What we need is a worldwide compact to stop using fossil fuels. What we’ve got is a button on Seamless that tells the restaurant you don’t want paper napkins in your delivery order. These “individual,” incremental solutions to the environmental crisis feel nice—and are, to be fair, better than total apathy—but they’re also about as effective as trying to drain the ocean with a Dixie cup. For every paper napkin you turn down, there’s a corporation pumping toxins into the atmosphere and figuring out how to sue the EPA for lost profits.
“Ecotourism” is another one of those sexy, flashy, individual solutions. If globetrotters shift their vacations to sustainable, post-carbon resorts, then nature’s beauty—coral reefs off the coast of Belize, Costa Rica’s turtle nests—will somehow be preserved, and everyone will have a rollicking good time, or so the story goes. The promise of ecotourism is that changing the world is as simple as buying a block of time in a more efficient, more luxurious shower. Vacationers need not feel guilty; they can indulge in excess without being excessive. But what ecotourism in fact delivers is more of the same—the same kinds of fancy resorts that the rich have always attended, except with slightly more responsible waste policies and a few lectures on the local environment.
And don’t forget the amenities. The construction of Kingdom of DiCaprio will be directed in part by Paul Scialla, a former Goldman Sachs partner who is now a maestro of “wellness” real estate.
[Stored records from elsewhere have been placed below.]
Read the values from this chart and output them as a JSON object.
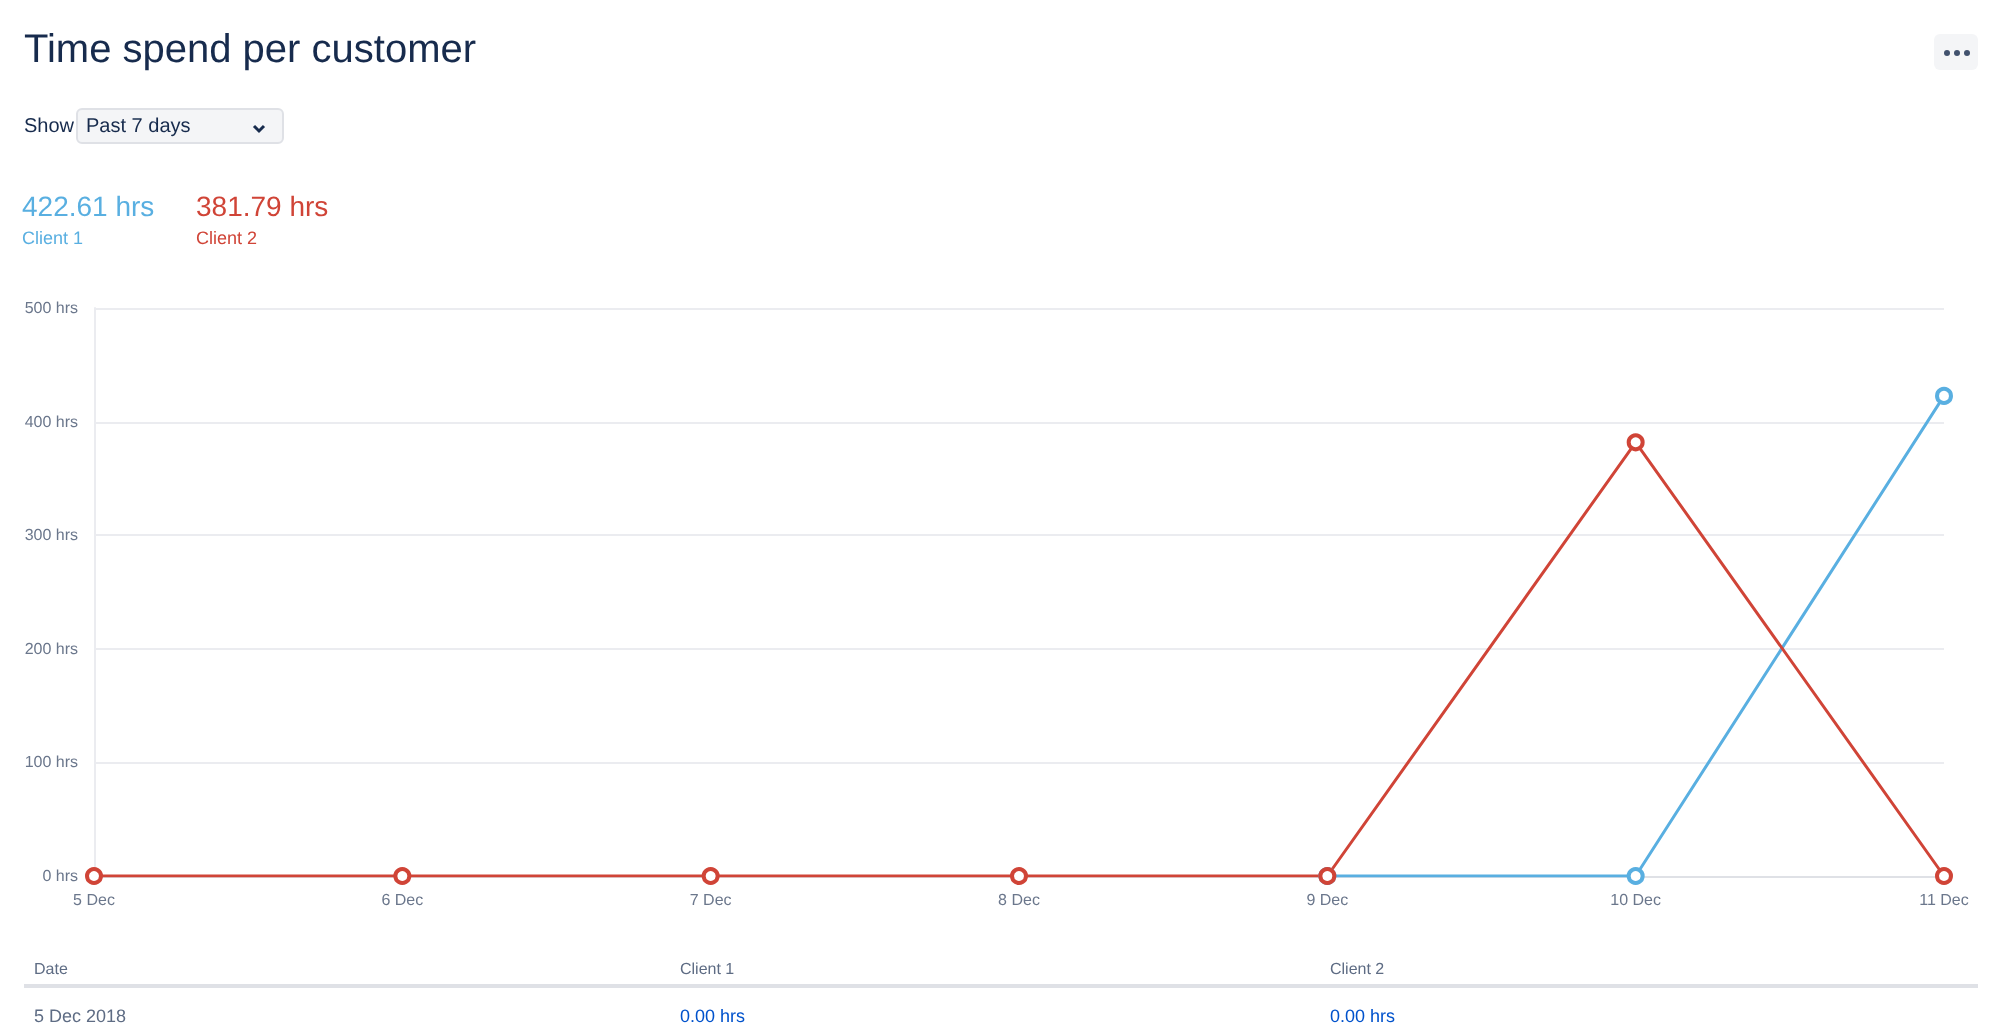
{
  "chart_data": {
    "type": "line",
    "title": "Time spend per customer",
    "categories": [
      "5 Dec",
      "6 Dec",
      "7 Dec",
      "8 Dec",
      "9 Dec",
      "10 Dec",
      "11 Dec"
    ],
    "series": [
      {
        "name": "Client 1",
        "color": "#59afe1",
        "values": [
          null,
          null,
          null,
          null,
          0,
          0,
          422.61
        ]
      },
      {
        "name": "Client 2",
        "color": "#d04437",
        "values": [
          0,
          0,
          0,
          0,
          0,
          381.79,
          0
        ]
      }
    ],
    "ylim": [
      0,
      500
    ],
    "yticks": [
      {
        "value": 0,
        "label": "0 hrs"
      },
      {
        "value": 100,
        "label": "100 hrs"
      },
      {
        "value": 200,
        "label": "200 hrs"
      },
      {
        "value": 300,
        "label": "300 hrs"
      },
      {
        "value": 400,
        "label": "400 hrs"
      },
      {
        "value": 500,
        "label": "500 hrs"
      }
    ],
    "grid": "y",
    "marker": "circle",
    "line_style": "solid",
    "legend": "top left",
    "annotations": [
      "Show",
      "Past 7 days",
      "422.61 hrs",
      "381.79 hrs",
      "Date",
      "5 Dec 2018",
      "0.00 hrs",
      "0.00 hrs",
      "Client 1",
      "Client 2"
    ]
  }
}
Scialla’s service to humanity has included stocking Vegas hotels with cedar closets, healthy minibars, light therapy that reverses jet lag, and something called “Vitamin C shower water.” This should give you a sense of what Leo’s superheroic endeavor will entail.
Expecting Leonardo DiCaprio to save the environment is like asking Harry Styles to negotiate peace in the Middle East. They’re charming fellows, and it’s nice when they use their fame to call attention to important issues. But calling a little bit of flashy celebrity activism “groundbreaking,” as the Times did last week, is disingenuous—dangerous even, considering that it might conceal how far we really have to go.
Yes, it would be delightful if we could all save the environment by taking a beachside vacation. It’s an even more alluring proposition when there’s a famous name attached. But if hanging out at a resort with Leonardo DiCaprio (or the ghost of Marlon Brando) could solve a worldwide crisis, we’d have done it by now, ten times over. You can’t solve the world’s problems by buying things, it turns out, not even good or well-intentioned things. Now someone tell that to our new kings of ecotourism, before they convince us they’re saving the world.